Social and political tensions are on the rise in the world and they are mainly caused by inequalities. Architecture-wise cities are an embodiment of the differences separating the poor peripheries from wealthier areas. But is it possible to find solutions?
French architecture practice LAN (Local Architecture Network) – founded by Benoit Jallon and Umberto Napolitano in 2002 – presented at the 15th International Architecture Exhibition in Venice two projects introduced by two models on display at the Central Pavilion of the Giardini.
The first model (a tower with laser cut silhouettes of people showed as they use the space in different ways – from having a party or an intimate night to a hilarious tragicomic vignette of a man curiously attacked by a urban tiger…) is represented by the Génicart district, located near the centre of Lormont and adjacent to the town's main urban and interurban network.
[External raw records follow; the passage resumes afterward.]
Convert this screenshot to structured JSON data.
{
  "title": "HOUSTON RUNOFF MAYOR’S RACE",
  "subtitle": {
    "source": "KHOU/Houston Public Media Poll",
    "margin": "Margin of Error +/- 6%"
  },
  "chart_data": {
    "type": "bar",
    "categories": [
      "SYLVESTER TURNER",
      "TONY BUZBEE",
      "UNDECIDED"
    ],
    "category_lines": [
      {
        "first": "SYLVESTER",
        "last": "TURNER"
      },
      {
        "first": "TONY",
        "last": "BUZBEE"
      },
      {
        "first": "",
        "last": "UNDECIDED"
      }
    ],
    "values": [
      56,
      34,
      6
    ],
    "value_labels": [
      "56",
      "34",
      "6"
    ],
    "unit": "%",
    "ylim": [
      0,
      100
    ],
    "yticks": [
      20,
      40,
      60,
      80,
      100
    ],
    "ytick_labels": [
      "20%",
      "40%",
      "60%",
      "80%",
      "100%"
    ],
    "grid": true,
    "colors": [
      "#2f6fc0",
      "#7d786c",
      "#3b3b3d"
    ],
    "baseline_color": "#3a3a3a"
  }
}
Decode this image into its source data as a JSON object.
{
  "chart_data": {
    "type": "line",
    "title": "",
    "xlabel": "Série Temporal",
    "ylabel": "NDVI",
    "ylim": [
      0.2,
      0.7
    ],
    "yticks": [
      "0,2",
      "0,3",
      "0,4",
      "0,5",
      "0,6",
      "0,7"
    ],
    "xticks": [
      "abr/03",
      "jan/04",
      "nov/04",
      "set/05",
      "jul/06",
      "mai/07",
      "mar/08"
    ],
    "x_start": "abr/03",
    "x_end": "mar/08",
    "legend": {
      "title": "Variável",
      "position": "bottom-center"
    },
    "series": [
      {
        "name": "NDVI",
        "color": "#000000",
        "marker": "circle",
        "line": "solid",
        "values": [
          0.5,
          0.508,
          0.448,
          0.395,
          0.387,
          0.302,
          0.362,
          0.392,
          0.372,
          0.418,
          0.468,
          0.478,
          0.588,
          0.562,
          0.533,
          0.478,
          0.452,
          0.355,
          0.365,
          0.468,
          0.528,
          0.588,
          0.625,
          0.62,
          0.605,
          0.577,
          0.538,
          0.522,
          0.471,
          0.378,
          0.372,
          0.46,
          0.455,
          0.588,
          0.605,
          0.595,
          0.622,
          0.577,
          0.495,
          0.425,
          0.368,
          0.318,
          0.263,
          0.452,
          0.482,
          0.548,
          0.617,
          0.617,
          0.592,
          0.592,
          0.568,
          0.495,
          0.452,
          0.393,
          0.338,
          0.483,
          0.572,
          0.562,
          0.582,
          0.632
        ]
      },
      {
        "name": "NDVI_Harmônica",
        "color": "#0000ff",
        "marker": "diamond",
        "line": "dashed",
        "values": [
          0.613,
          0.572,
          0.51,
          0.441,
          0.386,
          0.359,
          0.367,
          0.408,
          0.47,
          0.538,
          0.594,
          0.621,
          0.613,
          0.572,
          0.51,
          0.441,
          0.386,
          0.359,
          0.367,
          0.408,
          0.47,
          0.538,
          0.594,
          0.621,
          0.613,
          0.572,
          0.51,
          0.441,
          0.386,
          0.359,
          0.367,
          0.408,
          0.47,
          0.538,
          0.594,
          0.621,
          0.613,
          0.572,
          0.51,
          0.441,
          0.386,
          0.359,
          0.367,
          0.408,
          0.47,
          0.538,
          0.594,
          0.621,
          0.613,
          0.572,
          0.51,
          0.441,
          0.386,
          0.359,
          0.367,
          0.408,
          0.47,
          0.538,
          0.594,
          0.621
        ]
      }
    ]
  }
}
This area consists mainly of collective and social housing and accommodates roughly 10,500 people.
Organized around four different residences and located on the South sector of the district, the project established a residentialisation programme with buildings surrounded by a bright plaza and a playground area, a bucolic setting or a large central lawn with park benches, an ideal open green space for families.
In this way unused collective space is reduced and transformed into pedestrian areas while residents can enjoy more spaces for relaxation or meeting places between the housing groups.
The second model is represented by 79 collective housing units – the "Carré Lumière" residence (with perfect miniature replicas of design pieces such as a Charles Rennie Mackintosh chair, Pop Art posters and a wall photograph of a screenshot from Antonioni's Zabriskie Point) – in Bègles. This new, ecological and social living space, a hybrid typology combining the house and the apartment, and communal and private spaces, consists in a structure that looks a bit like a stack of container-like units destined to a variety of uses.
Each apartment can access its winter garden to increase its living area; inhabitants can do this themselves without having to obtain building permits.
In response to the growth of a family, they can add a room within a framework that has already been constructed, and they can remove it once the kids have left the house.
The bio-climatic design is halfway between the heavily insulated Nordic model and Mediterranean patio-style architecture.
The building is based on the principle of variable compactness, which introduces the notion of the housing's adaptability to the rhythm of the seasons or even of the day.
These two projects show an architecture ready to adapt to the global changes and to suggest scenarios that can help people facing today's social, ecological and economic needs and challenges.